Libraries Without Borders


Nov
15
2011

Add to Cal
  • Host Department: Institute for the Humanities
  • Date: 11/15/2011
  • Time: 2:00PM

  • Location: Ehrlicher Room, 3100 North Quad, 105 S. State

  • Patrick Weil
  • Description:

    Access to knowledge is a key factor in social and economic development. By facilitating the growth of libraries in Africa, Asia and the Americas, LWB aims to provide the knowledge that is the engine of human development.

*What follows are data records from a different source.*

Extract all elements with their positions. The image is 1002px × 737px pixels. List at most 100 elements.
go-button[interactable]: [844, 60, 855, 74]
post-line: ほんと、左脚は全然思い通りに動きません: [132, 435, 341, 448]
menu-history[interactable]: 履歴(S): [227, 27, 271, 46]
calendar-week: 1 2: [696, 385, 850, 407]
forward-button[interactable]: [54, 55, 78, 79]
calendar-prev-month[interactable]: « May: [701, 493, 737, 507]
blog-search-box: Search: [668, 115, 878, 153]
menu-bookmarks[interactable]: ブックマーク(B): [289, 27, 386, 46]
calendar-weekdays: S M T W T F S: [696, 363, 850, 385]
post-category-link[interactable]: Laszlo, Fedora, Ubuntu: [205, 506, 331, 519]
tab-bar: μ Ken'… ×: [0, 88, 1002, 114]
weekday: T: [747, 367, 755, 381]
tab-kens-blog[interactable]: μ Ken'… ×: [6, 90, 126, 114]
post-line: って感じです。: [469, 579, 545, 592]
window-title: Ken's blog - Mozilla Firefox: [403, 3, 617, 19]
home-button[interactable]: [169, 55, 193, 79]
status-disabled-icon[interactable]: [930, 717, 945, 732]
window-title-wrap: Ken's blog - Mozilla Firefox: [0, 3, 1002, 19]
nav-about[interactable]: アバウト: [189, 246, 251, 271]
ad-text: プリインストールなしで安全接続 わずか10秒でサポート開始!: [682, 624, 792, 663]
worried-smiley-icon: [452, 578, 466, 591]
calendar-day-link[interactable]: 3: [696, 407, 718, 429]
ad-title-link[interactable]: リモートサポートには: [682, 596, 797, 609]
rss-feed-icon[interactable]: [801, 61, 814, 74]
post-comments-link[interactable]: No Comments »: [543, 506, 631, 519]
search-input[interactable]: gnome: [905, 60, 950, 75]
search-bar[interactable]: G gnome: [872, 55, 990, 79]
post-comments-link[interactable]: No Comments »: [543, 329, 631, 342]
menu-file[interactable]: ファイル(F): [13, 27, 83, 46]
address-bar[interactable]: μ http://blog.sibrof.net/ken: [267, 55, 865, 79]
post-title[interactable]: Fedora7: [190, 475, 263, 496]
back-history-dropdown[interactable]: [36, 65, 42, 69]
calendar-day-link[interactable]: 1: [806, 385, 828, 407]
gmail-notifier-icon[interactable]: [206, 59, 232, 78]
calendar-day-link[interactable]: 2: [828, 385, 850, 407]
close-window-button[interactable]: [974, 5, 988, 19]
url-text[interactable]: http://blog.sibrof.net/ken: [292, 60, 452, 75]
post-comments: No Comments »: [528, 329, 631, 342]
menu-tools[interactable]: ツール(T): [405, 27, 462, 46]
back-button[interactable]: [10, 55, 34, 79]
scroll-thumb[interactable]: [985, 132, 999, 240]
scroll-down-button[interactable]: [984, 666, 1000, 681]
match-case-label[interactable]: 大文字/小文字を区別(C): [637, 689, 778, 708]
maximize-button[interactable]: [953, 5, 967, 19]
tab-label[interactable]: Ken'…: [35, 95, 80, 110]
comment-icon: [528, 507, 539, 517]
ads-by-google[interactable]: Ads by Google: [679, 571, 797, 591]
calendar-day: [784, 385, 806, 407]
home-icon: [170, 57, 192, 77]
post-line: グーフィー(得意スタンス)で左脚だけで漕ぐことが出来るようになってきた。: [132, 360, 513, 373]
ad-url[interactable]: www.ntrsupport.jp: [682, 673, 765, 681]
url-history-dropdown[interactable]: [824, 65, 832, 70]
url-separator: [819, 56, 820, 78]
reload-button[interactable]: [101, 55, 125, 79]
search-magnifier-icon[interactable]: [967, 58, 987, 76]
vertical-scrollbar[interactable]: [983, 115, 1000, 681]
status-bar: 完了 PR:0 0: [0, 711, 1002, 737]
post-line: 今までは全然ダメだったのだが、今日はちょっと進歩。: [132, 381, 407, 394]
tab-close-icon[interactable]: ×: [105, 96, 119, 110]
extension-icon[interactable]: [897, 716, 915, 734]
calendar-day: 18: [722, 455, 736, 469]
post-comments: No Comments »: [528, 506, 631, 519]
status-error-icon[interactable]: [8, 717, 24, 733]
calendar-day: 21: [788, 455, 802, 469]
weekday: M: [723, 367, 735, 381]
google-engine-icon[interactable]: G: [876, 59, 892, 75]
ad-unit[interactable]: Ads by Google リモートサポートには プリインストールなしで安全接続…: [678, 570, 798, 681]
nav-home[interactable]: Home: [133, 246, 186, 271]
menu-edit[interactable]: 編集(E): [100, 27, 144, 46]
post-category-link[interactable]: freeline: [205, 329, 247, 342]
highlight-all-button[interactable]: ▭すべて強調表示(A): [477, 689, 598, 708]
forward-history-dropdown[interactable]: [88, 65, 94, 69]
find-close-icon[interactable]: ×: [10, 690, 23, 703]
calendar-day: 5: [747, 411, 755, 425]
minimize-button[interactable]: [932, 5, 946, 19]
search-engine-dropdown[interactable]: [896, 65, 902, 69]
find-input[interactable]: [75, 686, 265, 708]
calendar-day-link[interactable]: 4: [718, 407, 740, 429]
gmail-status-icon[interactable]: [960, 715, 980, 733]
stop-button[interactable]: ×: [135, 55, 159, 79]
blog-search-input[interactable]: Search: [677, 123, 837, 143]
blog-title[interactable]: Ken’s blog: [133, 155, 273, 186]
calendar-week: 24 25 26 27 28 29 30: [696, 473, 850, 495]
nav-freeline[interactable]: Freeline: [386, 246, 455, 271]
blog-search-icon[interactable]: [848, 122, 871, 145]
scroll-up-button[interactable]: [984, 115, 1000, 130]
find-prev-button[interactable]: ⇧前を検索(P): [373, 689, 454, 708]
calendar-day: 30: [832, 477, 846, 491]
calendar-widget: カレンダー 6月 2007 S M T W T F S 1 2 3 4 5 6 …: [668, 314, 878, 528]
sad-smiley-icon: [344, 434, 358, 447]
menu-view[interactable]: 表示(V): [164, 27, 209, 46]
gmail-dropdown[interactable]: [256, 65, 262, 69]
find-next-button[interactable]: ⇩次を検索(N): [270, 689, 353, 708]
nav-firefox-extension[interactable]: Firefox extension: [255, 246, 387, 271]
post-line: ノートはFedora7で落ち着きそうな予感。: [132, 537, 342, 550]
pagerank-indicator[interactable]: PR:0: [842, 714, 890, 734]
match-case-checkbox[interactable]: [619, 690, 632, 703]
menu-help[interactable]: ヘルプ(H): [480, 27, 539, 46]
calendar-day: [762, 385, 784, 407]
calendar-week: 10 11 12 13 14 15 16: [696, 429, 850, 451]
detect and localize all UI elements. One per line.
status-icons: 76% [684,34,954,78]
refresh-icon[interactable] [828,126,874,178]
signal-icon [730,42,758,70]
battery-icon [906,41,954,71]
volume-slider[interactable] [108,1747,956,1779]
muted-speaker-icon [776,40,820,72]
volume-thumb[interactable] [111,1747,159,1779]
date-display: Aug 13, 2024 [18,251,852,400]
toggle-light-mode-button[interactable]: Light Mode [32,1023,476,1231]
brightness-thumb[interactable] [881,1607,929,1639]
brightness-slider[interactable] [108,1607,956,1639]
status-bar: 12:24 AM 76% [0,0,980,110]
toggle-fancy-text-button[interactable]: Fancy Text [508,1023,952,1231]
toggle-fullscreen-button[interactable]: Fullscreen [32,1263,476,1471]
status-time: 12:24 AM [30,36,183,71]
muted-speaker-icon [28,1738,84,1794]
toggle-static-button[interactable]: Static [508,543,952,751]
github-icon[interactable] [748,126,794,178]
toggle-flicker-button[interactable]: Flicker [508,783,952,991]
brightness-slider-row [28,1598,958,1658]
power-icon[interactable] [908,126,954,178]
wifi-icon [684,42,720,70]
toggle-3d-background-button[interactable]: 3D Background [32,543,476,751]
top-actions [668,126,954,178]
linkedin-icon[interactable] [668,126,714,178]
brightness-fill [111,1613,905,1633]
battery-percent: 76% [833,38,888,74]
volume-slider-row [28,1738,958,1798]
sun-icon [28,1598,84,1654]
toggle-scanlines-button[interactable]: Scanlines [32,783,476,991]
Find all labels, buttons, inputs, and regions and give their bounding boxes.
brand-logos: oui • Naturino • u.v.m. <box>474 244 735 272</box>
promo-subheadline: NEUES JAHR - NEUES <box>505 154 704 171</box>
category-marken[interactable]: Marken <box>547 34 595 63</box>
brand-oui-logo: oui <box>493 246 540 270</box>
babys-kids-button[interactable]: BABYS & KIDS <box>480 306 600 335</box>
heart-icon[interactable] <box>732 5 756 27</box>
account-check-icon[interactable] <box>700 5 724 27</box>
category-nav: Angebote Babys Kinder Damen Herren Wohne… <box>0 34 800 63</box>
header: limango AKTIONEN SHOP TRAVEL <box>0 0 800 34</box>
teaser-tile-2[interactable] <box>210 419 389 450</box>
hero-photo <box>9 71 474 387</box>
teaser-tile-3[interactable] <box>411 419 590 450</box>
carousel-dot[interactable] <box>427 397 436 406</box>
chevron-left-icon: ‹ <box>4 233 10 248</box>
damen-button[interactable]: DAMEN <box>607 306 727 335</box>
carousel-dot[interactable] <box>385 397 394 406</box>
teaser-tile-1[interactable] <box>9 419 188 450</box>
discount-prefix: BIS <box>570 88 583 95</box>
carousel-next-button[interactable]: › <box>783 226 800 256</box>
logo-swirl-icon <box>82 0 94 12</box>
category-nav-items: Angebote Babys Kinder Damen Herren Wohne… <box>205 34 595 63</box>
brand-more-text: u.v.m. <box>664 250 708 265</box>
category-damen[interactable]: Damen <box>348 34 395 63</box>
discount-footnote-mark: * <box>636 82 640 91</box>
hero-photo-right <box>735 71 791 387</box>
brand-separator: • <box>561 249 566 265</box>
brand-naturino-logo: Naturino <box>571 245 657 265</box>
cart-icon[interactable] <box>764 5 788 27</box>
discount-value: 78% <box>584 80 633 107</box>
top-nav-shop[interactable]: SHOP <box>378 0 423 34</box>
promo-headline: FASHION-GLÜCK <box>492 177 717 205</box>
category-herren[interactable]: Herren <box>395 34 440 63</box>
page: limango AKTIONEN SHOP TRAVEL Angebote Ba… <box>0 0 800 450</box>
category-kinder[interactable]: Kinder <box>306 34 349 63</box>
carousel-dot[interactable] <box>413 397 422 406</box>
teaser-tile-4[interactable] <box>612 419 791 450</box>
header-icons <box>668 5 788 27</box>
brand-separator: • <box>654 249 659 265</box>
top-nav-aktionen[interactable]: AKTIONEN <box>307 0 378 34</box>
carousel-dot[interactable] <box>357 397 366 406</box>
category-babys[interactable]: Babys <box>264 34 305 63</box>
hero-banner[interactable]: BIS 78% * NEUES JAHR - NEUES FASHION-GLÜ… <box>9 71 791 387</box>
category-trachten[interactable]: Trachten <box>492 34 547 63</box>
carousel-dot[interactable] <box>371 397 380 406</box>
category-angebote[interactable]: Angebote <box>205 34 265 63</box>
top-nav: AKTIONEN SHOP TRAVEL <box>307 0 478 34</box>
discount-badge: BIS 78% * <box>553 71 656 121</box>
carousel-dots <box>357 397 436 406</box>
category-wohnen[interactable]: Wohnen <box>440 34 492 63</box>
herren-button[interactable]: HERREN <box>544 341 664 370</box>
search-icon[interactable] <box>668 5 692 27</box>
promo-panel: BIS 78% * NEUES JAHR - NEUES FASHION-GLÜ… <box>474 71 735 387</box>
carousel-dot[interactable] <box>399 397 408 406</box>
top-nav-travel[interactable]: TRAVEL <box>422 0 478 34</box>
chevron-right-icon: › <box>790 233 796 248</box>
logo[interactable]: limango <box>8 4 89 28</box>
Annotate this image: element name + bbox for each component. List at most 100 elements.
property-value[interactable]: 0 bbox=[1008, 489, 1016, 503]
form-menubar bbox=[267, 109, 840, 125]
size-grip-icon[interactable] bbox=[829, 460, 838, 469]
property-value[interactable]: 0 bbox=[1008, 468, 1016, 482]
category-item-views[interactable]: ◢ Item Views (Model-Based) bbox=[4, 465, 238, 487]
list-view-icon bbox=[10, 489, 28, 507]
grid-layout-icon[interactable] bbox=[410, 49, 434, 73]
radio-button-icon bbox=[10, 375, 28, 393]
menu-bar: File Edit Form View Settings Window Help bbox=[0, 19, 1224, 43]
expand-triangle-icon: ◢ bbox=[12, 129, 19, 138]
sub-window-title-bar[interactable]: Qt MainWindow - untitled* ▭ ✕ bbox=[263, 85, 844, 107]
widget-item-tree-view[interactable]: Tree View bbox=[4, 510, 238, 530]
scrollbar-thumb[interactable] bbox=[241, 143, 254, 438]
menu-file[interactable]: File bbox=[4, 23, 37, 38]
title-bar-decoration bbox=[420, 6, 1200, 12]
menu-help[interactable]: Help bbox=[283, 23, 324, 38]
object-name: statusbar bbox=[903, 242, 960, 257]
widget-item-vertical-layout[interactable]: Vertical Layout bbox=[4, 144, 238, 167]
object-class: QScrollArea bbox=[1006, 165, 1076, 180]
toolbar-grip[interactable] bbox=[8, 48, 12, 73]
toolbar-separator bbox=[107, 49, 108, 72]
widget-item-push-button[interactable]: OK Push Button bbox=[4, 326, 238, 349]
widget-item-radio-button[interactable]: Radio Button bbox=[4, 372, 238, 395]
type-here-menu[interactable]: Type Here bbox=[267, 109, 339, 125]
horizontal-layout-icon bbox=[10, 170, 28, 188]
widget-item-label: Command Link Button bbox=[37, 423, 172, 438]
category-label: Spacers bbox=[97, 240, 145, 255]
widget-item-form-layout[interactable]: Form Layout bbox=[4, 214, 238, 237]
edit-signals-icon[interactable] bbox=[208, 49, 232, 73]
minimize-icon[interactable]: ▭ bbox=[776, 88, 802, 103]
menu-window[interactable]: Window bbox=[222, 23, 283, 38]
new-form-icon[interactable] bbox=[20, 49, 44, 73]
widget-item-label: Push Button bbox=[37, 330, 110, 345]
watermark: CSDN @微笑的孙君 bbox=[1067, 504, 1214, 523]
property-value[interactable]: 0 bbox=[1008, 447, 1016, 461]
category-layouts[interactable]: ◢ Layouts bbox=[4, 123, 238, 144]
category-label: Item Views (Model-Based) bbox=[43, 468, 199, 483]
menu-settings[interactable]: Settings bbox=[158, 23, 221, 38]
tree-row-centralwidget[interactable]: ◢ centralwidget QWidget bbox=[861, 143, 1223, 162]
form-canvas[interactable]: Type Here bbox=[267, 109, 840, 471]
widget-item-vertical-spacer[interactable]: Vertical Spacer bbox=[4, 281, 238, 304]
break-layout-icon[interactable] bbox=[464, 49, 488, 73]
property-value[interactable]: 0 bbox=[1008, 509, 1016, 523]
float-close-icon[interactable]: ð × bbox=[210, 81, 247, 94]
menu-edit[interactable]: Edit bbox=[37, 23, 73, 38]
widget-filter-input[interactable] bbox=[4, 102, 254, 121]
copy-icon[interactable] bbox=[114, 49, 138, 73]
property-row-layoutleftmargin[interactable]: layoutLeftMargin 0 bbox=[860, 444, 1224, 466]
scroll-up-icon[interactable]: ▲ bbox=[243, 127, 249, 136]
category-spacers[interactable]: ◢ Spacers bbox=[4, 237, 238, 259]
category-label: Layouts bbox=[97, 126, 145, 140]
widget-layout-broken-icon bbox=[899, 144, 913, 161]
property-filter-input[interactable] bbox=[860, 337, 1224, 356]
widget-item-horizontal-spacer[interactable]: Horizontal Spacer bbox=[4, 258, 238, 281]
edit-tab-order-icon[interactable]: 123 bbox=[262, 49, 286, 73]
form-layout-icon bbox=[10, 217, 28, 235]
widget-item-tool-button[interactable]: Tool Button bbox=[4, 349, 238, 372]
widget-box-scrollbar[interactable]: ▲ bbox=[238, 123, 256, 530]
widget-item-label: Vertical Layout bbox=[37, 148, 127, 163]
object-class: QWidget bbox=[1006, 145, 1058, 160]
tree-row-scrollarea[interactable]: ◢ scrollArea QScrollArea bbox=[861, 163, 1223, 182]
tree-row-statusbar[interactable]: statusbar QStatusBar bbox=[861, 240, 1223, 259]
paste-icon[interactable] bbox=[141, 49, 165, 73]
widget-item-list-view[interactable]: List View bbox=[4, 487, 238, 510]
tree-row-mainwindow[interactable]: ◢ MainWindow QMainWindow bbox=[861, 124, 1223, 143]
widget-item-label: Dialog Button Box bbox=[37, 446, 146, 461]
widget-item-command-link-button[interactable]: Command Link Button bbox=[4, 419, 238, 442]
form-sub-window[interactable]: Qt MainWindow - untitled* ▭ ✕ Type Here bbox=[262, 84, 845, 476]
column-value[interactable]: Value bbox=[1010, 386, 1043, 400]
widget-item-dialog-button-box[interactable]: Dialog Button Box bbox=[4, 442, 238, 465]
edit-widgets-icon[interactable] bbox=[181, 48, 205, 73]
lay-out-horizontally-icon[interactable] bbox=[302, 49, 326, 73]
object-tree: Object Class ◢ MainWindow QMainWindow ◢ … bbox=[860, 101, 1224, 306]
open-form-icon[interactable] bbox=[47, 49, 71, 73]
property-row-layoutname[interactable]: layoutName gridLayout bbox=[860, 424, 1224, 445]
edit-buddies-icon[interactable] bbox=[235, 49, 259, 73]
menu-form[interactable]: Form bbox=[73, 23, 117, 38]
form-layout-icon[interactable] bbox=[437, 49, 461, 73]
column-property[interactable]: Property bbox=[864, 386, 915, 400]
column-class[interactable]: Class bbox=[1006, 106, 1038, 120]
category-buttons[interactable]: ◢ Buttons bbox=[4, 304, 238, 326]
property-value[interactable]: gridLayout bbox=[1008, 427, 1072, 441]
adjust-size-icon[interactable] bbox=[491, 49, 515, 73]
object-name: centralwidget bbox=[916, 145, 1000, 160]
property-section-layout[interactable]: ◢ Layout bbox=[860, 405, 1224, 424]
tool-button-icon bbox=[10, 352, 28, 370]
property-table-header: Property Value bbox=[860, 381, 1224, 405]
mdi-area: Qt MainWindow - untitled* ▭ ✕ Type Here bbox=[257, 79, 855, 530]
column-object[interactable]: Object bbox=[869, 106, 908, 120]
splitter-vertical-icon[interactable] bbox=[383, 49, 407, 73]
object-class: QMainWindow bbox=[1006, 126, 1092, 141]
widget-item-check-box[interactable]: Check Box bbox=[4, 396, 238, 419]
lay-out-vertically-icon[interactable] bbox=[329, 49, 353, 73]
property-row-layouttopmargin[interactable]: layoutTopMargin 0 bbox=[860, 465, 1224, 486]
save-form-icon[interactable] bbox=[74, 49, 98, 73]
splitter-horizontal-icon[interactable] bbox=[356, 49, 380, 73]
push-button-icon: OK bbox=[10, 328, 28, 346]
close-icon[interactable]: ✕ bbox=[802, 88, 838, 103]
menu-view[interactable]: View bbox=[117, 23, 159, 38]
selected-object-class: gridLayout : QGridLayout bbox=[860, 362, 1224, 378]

    With staff in New York and California, LWB is an office of Libraries Without Borders / Bibliothèques sans frontières (LWB/BSF), an international network of associations working together to promote knowledge-based development in under-served areas of the world. Created in 2007 on the initiative of Weil, LWB/BSF today has offices in France, Belgium and the United States. Together, they oversee more than 20 programs in 15 countries.

    The offices of Libraries Without Borders share a threefold ambition: to support formal and informal education by assisting in the development of school and university libraries, to promote access to reading by establishing public and associational libraries and supporting local publishing and book networks, and to safeguard and promote local heritage and knowledge by helping to preserve the oral and written record.

    Patrick Weil is president of Libraries Without Borders and the director of the CEPIC (Center for the Study of Immigration, Integration and Citizenship Policies) at the University of Paris 1 Pantheon-Sorbonne and a visiting professor of law at Yale Law School. Professor Weil's work focuses on comparative immigration, citizenship, securalization and integration law and policy. His most recent books are: How to be French? A Nationality In the Making Since 1789 (Durham, Duke University Press, 2008); with co-editor Stéphane Dufoix, L'esclavage, la colonisation et àprésé France, Etats-Unis, Royaume-Uni (Paris, Presses Universitaires de France, 2005);  and Liberté, égalité, discriminations, l'identité nationale au regard de l'histoire (Paris, Grasset, 2008).